I don't know when you would read this, maybe your tateh wants to give this to you as a Bar Mitzvah present, or maybe when you go off to college, or maybe when you get married, but I don't know how he would even keep track of it until then. I know your tateh, he's kind of lazy. He doesn't misplace things nearly as often as I do, but I'm eber buttel, I have a lokhen kop that's only getting larger. That's why I have a system to keep track of everything. The most important thing you can have as you get older is a system to remember where everything is. He doesn't have a system, so he's probably going to lose this a couple days after I give it to him. But if I go completely eber buttel before you're old enough to remember me, the most important advice I can give to you is "Have a place where you put everything important." When you're old enough, always remind your tateh to remind you to have a place where you put everything. Always have a backup: make a duplicate key for your house and leave it with your parents, make a duplicate for the car and put it in a magnet on the back bumper, have a basket at home where you always put your wallet and keys, always write reminders before you go to bed of everything you have to do tomorrow, always write down every password on a piece of paper and put it in the basket, and always, all the time, alle mol, take care of everything right away and never put anything off until the last minute: putting toys away, doing homework, filling applications, making a shopping list, cleaning the house and the yard and the car, getting the oil changed, and especially paying bills. Your uncle is particularly shreklekh at that. 

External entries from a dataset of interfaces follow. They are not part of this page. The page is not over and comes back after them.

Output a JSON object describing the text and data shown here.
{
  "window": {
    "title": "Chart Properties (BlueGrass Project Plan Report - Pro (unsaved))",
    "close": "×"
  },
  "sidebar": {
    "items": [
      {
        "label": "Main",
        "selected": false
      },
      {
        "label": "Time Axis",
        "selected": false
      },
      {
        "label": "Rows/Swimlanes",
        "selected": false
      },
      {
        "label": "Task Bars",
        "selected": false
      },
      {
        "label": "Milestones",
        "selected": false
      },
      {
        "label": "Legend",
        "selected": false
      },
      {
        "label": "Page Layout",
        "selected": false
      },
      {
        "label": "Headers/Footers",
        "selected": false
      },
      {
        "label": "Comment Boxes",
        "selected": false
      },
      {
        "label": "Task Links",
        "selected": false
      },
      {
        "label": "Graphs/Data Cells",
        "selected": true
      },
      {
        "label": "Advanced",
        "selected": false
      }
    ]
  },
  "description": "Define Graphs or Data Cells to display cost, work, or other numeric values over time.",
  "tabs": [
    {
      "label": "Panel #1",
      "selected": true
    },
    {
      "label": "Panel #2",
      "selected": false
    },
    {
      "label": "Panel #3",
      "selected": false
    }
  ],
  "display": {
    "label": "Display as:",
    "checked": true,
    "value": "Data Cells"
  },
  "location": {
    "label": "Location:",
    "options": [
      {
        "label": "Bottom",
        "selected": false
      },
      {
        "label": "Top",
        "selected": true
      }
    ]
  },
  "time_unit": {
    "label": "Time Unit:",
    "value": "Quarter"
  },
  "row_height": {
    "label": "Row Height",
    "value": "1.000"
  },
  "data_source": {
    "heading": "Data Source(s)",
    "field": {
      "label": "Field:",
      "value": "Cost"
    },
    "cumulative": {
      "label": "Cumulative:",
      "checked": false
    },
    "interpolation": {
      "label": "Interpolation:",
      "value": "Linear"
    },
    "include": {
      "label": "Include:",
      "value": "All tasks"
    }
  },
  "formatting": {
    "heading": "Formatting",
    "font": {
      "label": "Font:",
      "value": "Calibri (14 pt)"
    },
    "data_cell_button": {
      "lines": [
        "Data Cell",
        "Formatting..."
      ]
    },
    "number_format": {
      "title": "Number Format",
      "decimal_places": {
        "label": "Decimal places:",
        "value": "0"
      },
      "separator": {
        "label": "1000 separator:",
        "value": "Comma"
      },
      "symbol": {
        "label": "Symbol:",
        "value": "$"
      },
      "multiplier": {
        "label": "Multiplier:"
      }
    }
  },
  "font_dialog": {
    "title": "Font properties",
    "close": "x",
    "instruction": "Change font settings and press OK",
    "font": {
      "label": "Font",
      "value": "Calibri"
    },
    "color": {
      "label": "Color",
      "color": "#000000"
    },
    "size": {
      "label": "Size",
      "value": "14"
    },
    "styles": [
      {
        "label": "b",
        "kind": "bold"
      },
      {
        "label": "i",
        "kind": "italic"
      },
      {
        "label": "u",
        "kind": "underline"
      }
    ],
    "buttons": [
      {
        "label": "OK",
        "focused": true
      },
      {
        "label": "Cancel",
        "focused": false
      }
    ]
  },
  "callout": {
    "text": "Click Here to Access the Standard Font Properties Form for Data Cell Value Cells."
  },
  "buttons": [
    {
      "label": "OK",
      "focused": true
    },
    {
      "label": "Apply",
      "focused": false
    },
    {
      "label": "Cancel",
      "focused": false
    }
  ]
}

The system is everything: it's how you survive, it's how we survive, it's how your mishpoche, your nation, survived a million tzuris. The whole emuneh of the people you were born into is based on this system, and if the velt is about to be something we have to survive again, it's because people stopped following the system. Nothing else matters: faith, love, kindness, intelligence, those are all nice, but sometimes they go away and sometimes they come back. If you want to survive, if you want your kinder to survive, having the system in place to follow is the only thing that matters.

Everybody hates it when I get ongeblozen about this drek, especially your uncle, but soon I'll be dead, and they can do whatever they want. Everybody also says that I'm exaggerating when I say I'm gonna die soon, and I always have the suspicion it can't come soon enough for them, sometimes I wonder if it can't come soon enough for me either. That's why I've left instructions with my lawyer that on the night after you become a Bar Mitzvah, your first responsibility as a man is to put a pillow over my face as I'm sleeping - that is, if your Bubbie hasn't done that to me already, since I'm pretty sure that's been her plan since our first date fifty years ago. 

So the place to start is to tell you about the town you come from. Not Baltimore, where you're going to live, or Pikesville, where you should be living if your Tateh understood how much easier he would have it if he lived closer to us, but Bransk, the shtetl you come from, the place your great-grandparents were born, the town where two hundred fifty years of Charlaps lived before you. 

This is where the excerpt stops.